TRAM 28. It is usually crowded and you will struggle to get on and especially to be able to sit down. Finding a window seat, even better immediately behind the driver, is the way to truly appreciate the journey beyond the destination. We only went there twice. One forced because it was pouring rain (the last day), the second instead of evening. Here, the latter was the best. Sitting, the window down and the feeling of being able to reach out and caress the walls of the streets on which you descended quickly and then brake and climb up. For the rest, I limited myself to photographing him continuously.
CASTLE OF S. JORGE. From the Islamic era, it is located on one of the hills of Lisbon. You get there by passing through Alfama and making a stop at the Lisbon Cathedral. The walk between the old walls offers in my opinion the best view of the entire city, unique even compared to all the other Mirador that dot Lisbon. Plan a short stop at the Tower of Ulysses: children will have fun watching the city at 360 ° through the periscope.

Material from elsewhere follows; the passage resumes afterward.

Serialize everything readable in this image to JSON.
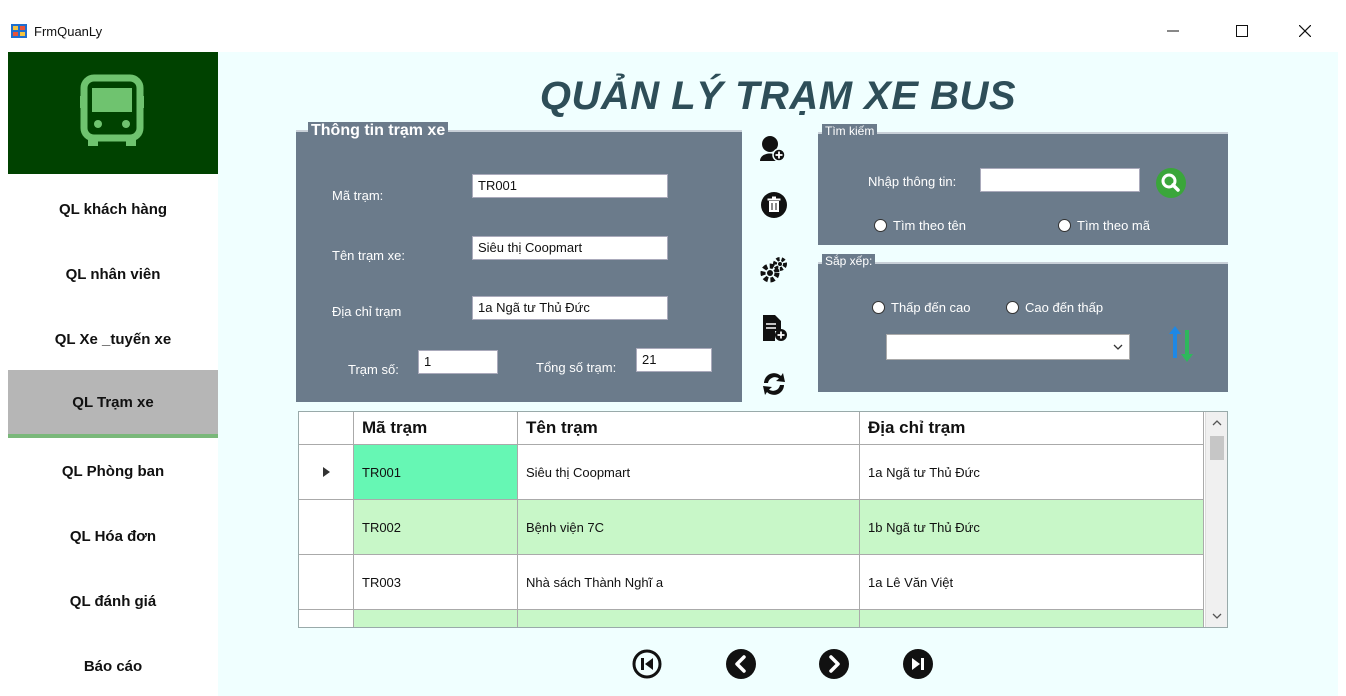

TOWER OF BELEM AND THE MONASTERY OF S. GERONIMO. This is where the Tagus merges with the ocean, this is where the sailors left for the routes of the New World, this is where Vasco Da Gama set sail for the route of the Indies. The Tower seems suspended over the water, more a place of fairies than a defense outpost, the Monastery, which survived the earthquake of 1755 and is a UNESCO heritage site, is majestic in its whiteness, the cloister is fascinating, where it blends into the silence of the place the Gothic style with the Moorish one.
PASTRY BELEM. In Belèm, stop off at the most famous pastry shop in Portugal to taste the famous Pastel de Nata, created almost two centuries ago right here …
There is usually a long queue outside for take away, we sat inside: I assure you that times are faster and you can still ask the waiter to make you some pastel to take home.
OCEANARIO DE LISBOA. If you are traveling with children you cannot miss the Oceanàrio de Lisboa: a journey of discovery of over 400 different species of fish.
CHIADO. Start from Baxia, the most elegant district of the city, go to Piazza Rossio and Piazza Figuera and arrive at Chiado, the neighborhood loved by Fernando Pessoa: and if you are short of ideas on what to see and you want to go back in time, read the Lisbon guide written by Pessoa in 1922.
CAFE ‘A. BRASILIERA. Take inspiration from the great Portuguese writer (yes, again Pessoa) and stop for a coffee at the historic A Brasiliera. If you like it light (coffee), order a bica de carioca.
MIRADOR. Choose your Mirador at sunset, from that of Graca to that of Santa Luzia to that of Santa Caterina (behind it the Pharmacia museum, and the restaurant of the same name, to be noted for a different stage than usual). .
if you don’t want to make too much effort for the climb, rely on the usual 28 or an elevador.
BACALHAU. Do not leave Lisbon without tasting bacalhau, having bought sardines (or mackerel or cod …) in a can (to buy, taste and photograph) and have drunk a glass of ginjinha, the typical liqueur made from sour cherries.
Here are other beautiful views of the city photographed by Miralda Colombo, foodblogger, travel-loving journalist and mother of three children.